As provided in the Indenture and subject to certain limitations therein set forth, the transfer of this Security is registrable in the Security Register, upon surrender of this Security for registration of transfer at the office or agency of the Company in any place where the principal of and any premium and interest on this Security are payable, duly endorsed by, or accompanied by a written instrument of transfer in form satisfactory to the Company and the Security Registrar duly executed by, the Holder hereof or his attorney duly authorized in writing, and thereupon one or more new Securities of this series and of like tenor, of authorized denominations and for the same aggregate principal amount, will be issued to the designated transferee or transferees.

The Securities of this series are issuable only in registered form without coupons in denominations of $1,000 and in integral multiples of $1,000 in excess thereof. As provided in the Indenture and subject to certain limitations therein set forth, Securities of this series are exchangeable for a like aggregate principal amount of Securities of this series and of like tenor of a different authorized denomination, as requested by the Holder surrendering the same.

No service charge shall be made for any such registration of transfer or exchange, but the Company may require payment of a sum sufficient to cover any tax or other governmental charge payable in connection therewith.

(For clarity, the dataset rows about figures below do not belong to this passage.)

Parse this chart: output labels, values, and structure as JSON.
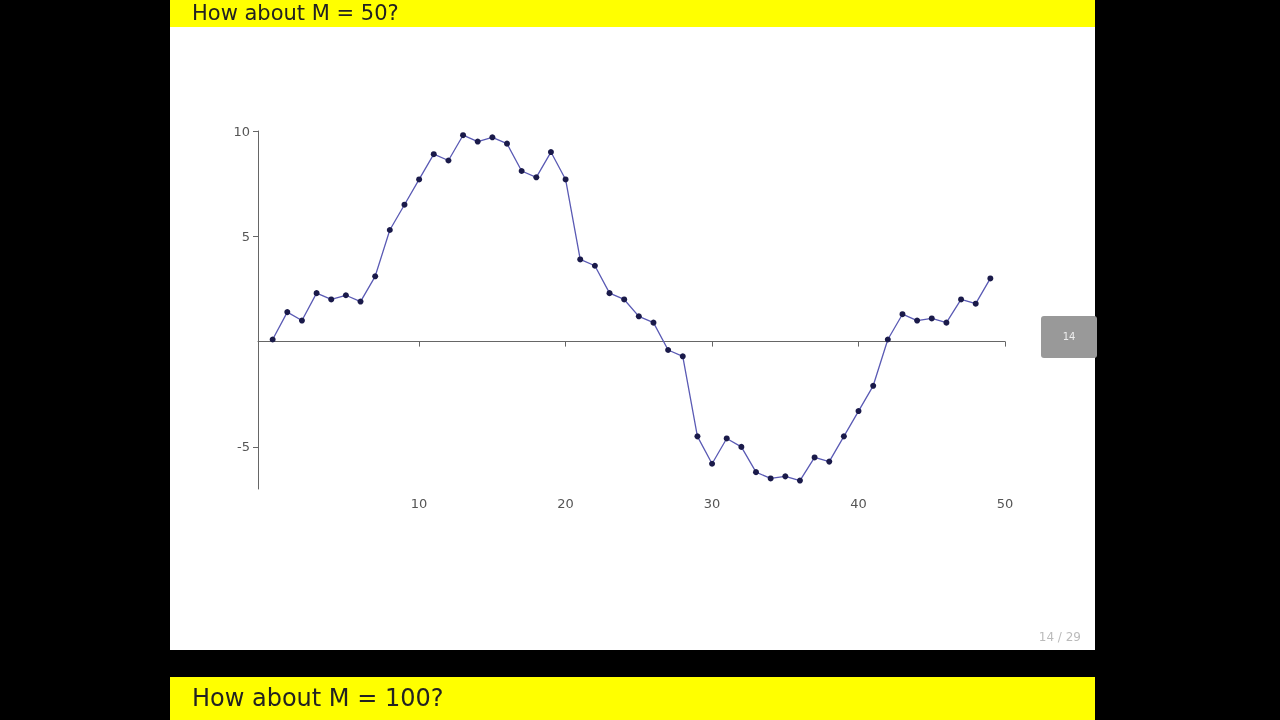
{
  "chart_data": {
    "type": "line",
    "title": "How about M = 50?",
    "x": [
      0,
      1,
      2,
      3,
      4,
      5,
      6,
      7,
      8,
      9,
      10,
      11,
      12,
      13,
      14,
      15,
      16,
      17,
      18,
      19,
      20,
      21,
      22,
      23,
      24,
      25,
      26,
      27,
      28,
      29,
      30,
      31,
      32,
      33,
      34,
      35,
      36,
      37,
      38,
      39,
      40,
      41,
      42,
      43,
      44,
      45,
      46,
      47,
      48,
      49
    ],
    "series": [
      {
        "color": "#5a5ab4",
        "values": [
          0.1,
          1.4,
          1.0,
          2.3,
          2.0,
          2.2,
          1.9,
          3.1,
          5.3,
          6.5,
          7.7,
          8.9,
          8.6,
          9.8,
          9.5,
          9.7,
          9.4,
          8.1,
          7.8,
          9.0,
          7.7,
          3.9,
          3.6,
          2.3,
          2.0,
          1.2,
          0.9,
          -0.4,
          -0.7,
          -4.5,
          -5.8,
          -4.6,
          -5.0,
          -6.2,
          -6.5,
          -6.4,
          -6.6,
          -5.5,
          -5.7,
          -4.5,
          -3.3,
          -2.1,
          0.1,
          1.3,
          1.0,
          1.1,
          0.9,
          2.0,
          1.8,
          3.0
        ]
      }
    ],
    "xlim": [
      -1,
      50
    ],
    "xticks": [
      10,
      20,
      30,
      40,
      50
    ],
    "ylim": [
      -7,
      10
    ],
    "yticks": [
      -5,
      5,
      10
    ],
    "grid": false,
    "marker": "circle",
    "line_style": "solid",
    "annotations": [
      "14",
      "14 / 29",
      "How about M = 100?"
    ]
  }
}
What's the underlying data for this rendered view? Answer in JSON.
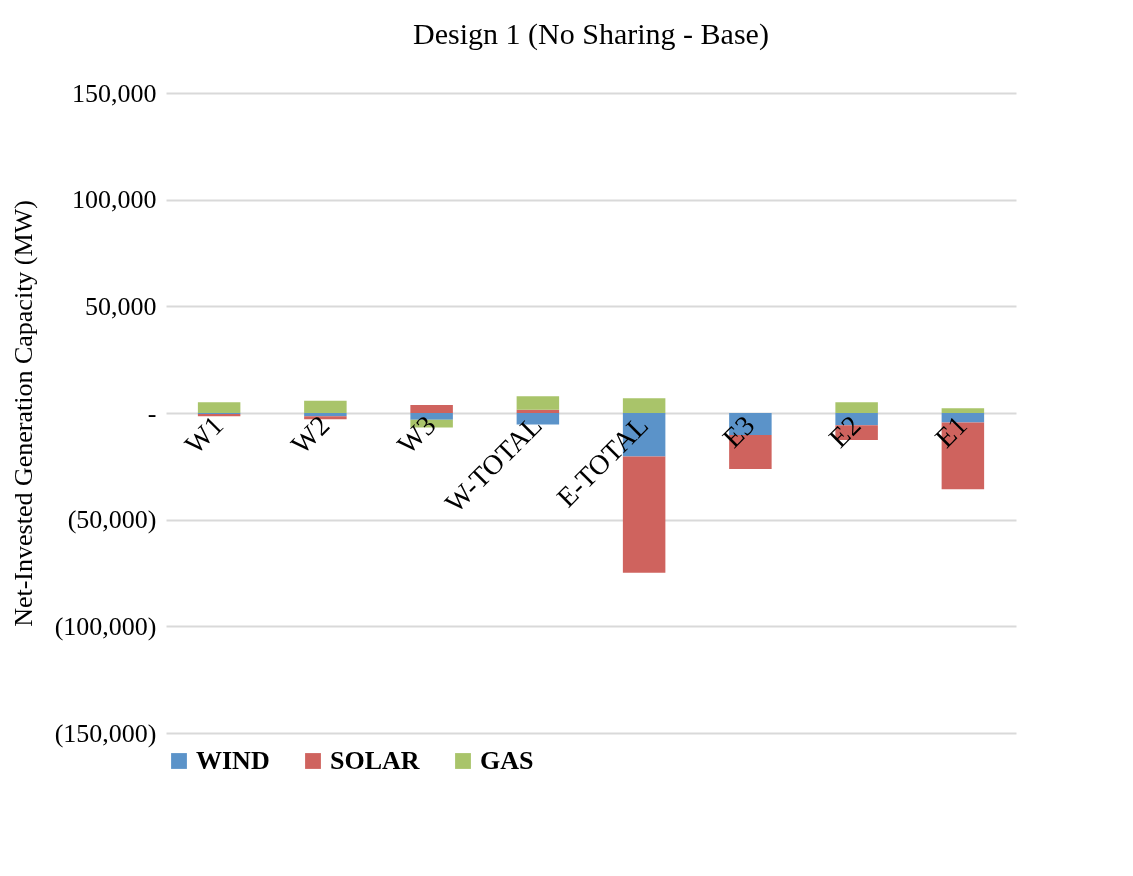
{
  "chart_data": {
    "type": "bar",
    "title": "Design 1 (No Sharing - Base)",
    "ylabel": "Net-Invested Generation Capacity (MW)",
    "categories": [
      "W1",
      "W2",
      "W3",
      "W-TOTAL",
      "E-TOTAL",
      "E3",
      "E2",
      "E1"
    ],
    "series": [
      {
        "name": "WIND",
        "color": "#5b93c9",
        "values": [
          -500,
          -1500,
          -3200,
          -5400,
          -20400,
          -10300,
          -5800,
          -4500
        ]
      },
      {
        "name": "SOLAR",
        "color": "#cf635e",
        "values": [
          -1000,
          -1400,
          3700,
          1500,
          -54500,
          -15900,
          -6800,
          -31200
        ]
      },
      {
        "name": "GAS",
        "color": "#a9c46a",
        "values": [
          5000,
          5700,
          -3600,
          6300,
          6900,
          null,
          5000,
          2200
        ]
      }
    ],
    "stacked": true,
    "ylim": [
      -150000,
      150000
    ],
    "yticks": [
      {
        "value": -150000,
        "label": "(150,000)"
      },
      {
        "value": -100000,
        "label": "(100,000)"
      },
      {
        "value": -50000,
        "label": "(50,000)"
      },
      {
        "value": 0,
        "label": "-"
      },
      {
        "value": 50000,
        "label": "50,000"
      },
      {
        "value": 100000,
        "label": "100,000"
      },
      {
        "value": 150000,
        "label": "150,000"
      }
    ],
    "grid": "y",
    "legend": "bottom"
  }
}
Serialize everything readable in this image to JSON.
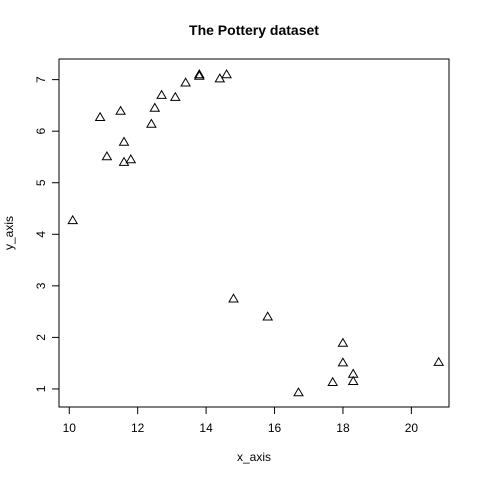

Prior to due presentment of this Security for registration of transfer, the Company, the Trustee and any agent of the Company or the Trustee may treat the Person in whose name this Security is registered as the owner hereof for all purposes, whether or not this Security be overdue, and neither the Company, the Trustee nor any such agent shall be affected by notice to the contrary.

All terms used in this Security which are defined in the Indenture shall have the meanings assigned to them in the Indenture.